Die nächsten paar Wochen werden emotional für mich: Am 2. September ist der 68. Geburtstag meiner Mutter. Sie ist seit bald 12 Jahren tot. Natürlich frage ich mich, wie es jetzt wäre, mit ihr zusammen zu sitzen, ihr von meinem Leben zu erzählen und zu hören, was sie darüber denkt.

Als sie noch mitten in ihrem Leben stand, wusste ich nicht, was sie von mir hält. Wir waren uns nie so wirklich nah. Oftmals hatte ich als Teenager das Gefühl, ich sei für sie eine Fremde, zwar ihre Tochter, aber nicht mehr. Mit 42 sehe ich das etwas anders. Sie war keine Frau der grossen Worte. Sie war ein sehr verletzlicher, nach aussen harter Mensch. Erst in ihren letzten Lebenswochen lernte ich sie wirklich kennen. Diesen Menschen vermisse ich sehr. Wir sind uns ähnlich.

Am 17. September ist der 40. Geburtstag meines Bruders Sven und drei Tage später sein Todestag. Seit ich mich erinnern kann, spreche ich in seinem Fall Geborenwerden und Sterben in einem Satz aus. Ich will’s auch gar nicht anders. Wenn in meinem Freundinnenkreis die Frauen schwanger werden, verspüre ich diese dumpfe Angst. Dass etwas schlimmes passiert. Denn das, was meiner Mutter (und meinem Bruder) passiert ist, wünsche ich niemandem.

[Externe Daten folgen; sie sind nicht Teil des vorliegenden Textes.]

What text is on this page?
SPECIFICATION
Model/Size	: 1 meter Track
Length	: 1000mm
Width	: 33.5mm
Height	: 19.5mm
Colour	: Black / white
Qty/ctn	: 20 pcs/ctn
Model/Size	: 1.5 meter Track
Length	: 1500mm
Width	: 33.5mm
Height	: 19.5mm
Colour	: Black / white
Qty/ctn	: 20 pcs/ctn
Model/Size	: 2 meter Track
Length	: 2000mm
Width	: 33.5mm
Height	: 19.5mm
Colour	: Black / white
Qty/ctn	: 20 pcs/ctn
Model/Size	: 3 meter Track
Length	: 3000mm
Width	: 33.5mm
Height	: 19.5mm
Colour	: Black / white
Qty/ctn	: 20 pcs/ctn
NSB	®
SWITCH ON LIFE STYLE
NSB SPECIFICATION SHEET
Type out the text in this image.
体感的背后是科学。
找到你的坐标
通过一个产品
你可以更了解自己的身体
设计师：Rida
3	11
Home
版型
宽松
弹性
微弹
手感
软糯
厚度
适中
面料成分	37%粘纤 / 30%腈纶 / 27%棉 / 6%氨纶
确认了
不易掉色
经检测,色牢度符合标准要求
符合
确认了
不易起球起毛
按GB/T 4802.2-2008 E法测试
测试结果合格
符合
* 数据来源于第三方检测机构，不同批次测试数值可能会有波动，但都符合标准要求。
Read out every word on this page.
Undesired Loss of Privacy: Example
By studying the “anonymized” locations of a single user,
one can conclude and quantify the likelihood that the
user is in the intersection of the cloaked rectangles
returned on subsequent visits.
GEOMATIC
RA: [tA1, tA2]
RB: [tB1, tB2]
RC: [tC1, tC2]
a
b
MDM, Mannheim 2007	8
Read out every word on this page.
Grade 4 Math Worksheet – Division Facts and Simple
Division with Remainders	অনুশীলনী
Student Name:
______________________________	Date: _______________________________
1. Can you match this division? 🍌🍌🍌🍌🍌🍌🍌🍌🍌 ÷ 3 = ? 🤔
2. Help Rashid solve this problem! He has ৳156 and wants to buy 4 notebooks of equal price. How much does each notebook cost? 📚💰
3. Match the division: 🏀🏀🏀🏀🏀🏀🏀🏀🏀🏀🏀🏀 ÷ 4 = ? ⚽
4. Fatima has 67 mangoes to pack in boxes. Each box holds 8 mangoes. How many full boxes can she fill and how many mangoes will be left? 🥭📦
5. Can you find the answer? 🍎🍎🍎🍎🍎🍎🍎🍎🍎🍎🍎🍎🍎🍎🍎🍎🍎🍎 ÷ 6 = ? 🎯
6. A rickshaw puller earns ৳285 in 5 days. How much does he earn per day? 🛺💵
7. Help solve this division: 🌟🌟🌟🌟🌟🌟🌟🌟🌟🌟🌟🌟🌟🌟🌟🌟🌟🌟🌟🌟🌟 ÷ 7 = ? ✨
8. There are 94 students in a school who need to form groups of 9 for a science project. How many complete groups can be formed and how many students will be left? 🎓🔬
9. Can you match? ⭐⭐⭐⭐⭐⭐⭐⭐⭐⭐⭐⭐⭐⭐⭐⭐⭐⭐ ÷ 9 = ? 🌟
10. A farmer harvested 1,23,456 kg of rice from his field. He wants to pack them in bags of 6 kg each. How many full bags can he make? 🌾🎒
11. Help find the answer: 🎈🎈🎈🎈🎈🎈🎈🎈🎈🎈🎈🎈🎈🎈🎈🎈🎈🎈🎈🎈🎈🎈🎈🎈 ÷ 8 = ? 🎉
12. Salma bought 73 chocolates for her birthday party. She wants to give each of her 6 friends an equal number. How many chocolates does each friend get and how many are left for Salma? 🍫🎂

Wenn mein Bruder noch leben würde, dann würden wir wohl an seinem Geburtstag übelst feiern, denn das tun wir alle in dieser Familie. Wir versammeln unsere Freunde um uns, verpflegen sie, lachen und umarmen uns. Ich bin mir sicher, bei ihm wäre das genau so.

Nun lebt meine Mutter nicht mehr und nur noch mein Vater wird sich daran erinnern können, wie es war, für drei Tage einen Sohn namens Sven zu haben. Ich weiss nicht, wie es für meinen Vater ist, zum 40. Mal daran zu denken. Omi und ich haben jedes Jahr, solange sie sich an uns erinnern konnte, an Sven gedacht. Sie pflegte zu mir zu sagen: “Wir sind traurig, dass er nicht mehr da ist. Aber denk daran: Er hat einmal gelebt.”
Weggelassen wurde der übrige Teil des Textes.